Je ne suis pas un découvreur, j’aime les classiques que je lis et relis. Fitzgerald, peut-être, parce qu’il n’a plus connu le succès immense de ses premiers livres. J’ai du mal à comprendre la raison d’un tel désamour avec un roman comme Tendre est la nuit, un des plus beaux que j’ai pu lire jusqu’ici.
- Votre passion un peu honteuse ?
Citons la BD de Manara pour son humour (et ses belles fesses !).
- Le livre que vous offririez à un inconnu ?
Le dernier que j’ai aimé et que je viens de finir. Je l’ai dans la main, une jolie passante croise mon regard, je lui offre le livre à défaut d’un café. Le livre Crash donc.
- La première mesure du Président Brault ?

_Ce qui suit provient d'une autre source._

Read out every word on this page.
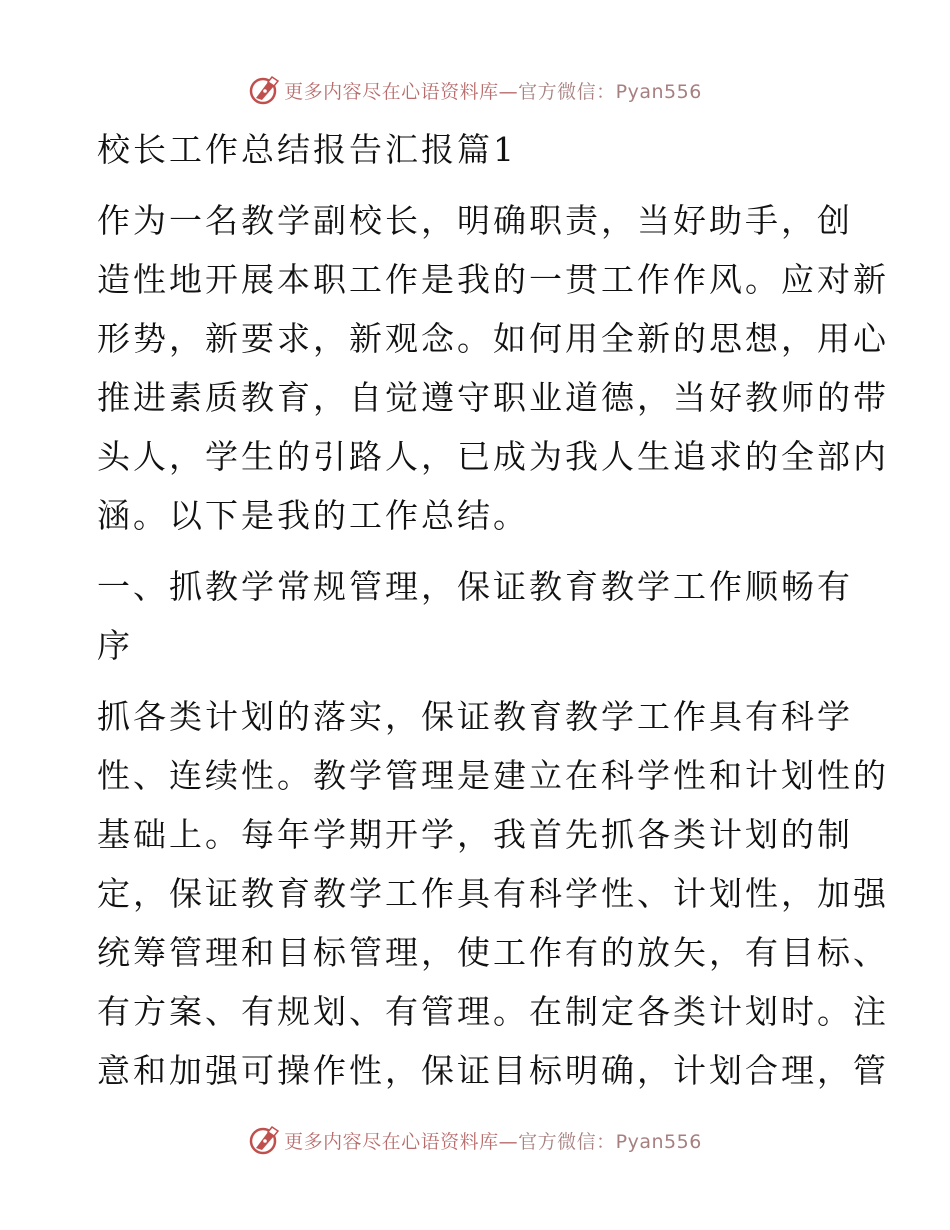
更多内容尽在心语资料库—官方微信：Pyan556
校长工作总结报告汇报篇1
作为一名教学副校长，明确职责，当好助手，创
造性地开展本职工作是我的一贯工作作风。应对新
形势，新要求，新观念。如何用全新的思想，用心
推进素质教育，自觉遵守职业道德，当好教师的带
头人，学生的引路人，已成为我人生追求的全部内
涵。以下是我的工作总结。
一、抓教学常规管理，保证教育教学工作顺畅有
序
抓各类计划的落实，保证教育教学工作具有科学
性、连续性。教学管理是建立在科学性和计划性的
基础上。每年学期开学，我首先抓各类计划的制
定，保证教育教学工作具有科学性、计划性，加强
统筹管理和目标管理，使工作有的放矢，有目标、
有方案、有规划、有管理。在制定各类计划时。注
意和加强可操作性，保证目标明确，计划合理，管
更多内容尽在心语资料库—官方微信：Pyan556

Supprimer les taxes sur les clopes, l’alcool et toutes les drogues en général. Je pourrais entamer mon long règne de dictateur en toute quiétude, ils seront trop bourrés pour protester. J’obligerais les gens à acheter un livre par mois, il en resterait toujours quelque chose. Je les inciterais à se laver une seule fois par semaine pour les odeurs, la poésie renaîtrait grâce aux odeurs. J’interdirais les petits chiens, la chirurgie esthétique et les Macdo. Je prendrais aux riches parce qu’ils ont de l’argent. Et aux pauvres, parce qu’il faut toujours prendre aux pauvres. J’abattrais tous les pavillons de banlieue, une insulte pour mes yeux chastes. J’envahirais la Suisse pour qu’un joueur français gagne enfin un grand chelem. Et le Luxembourg. Je déclarerais toujours une guerre que je serais sûr de gagner (Machiavel). J’instaurerais des jours sans télé, ni téléphone, ni ordi. Je rétablirais l’ennui comme valeur cardinale, sans ennui nous ne sommes que des robots torchés par nos smartphones.
- Ecrire : tard la nuit ou tôt le matin ?
Tôt le matin. La journée laisse des traces indélébiles que seule la nuit efface. J’aime la virginité des matins.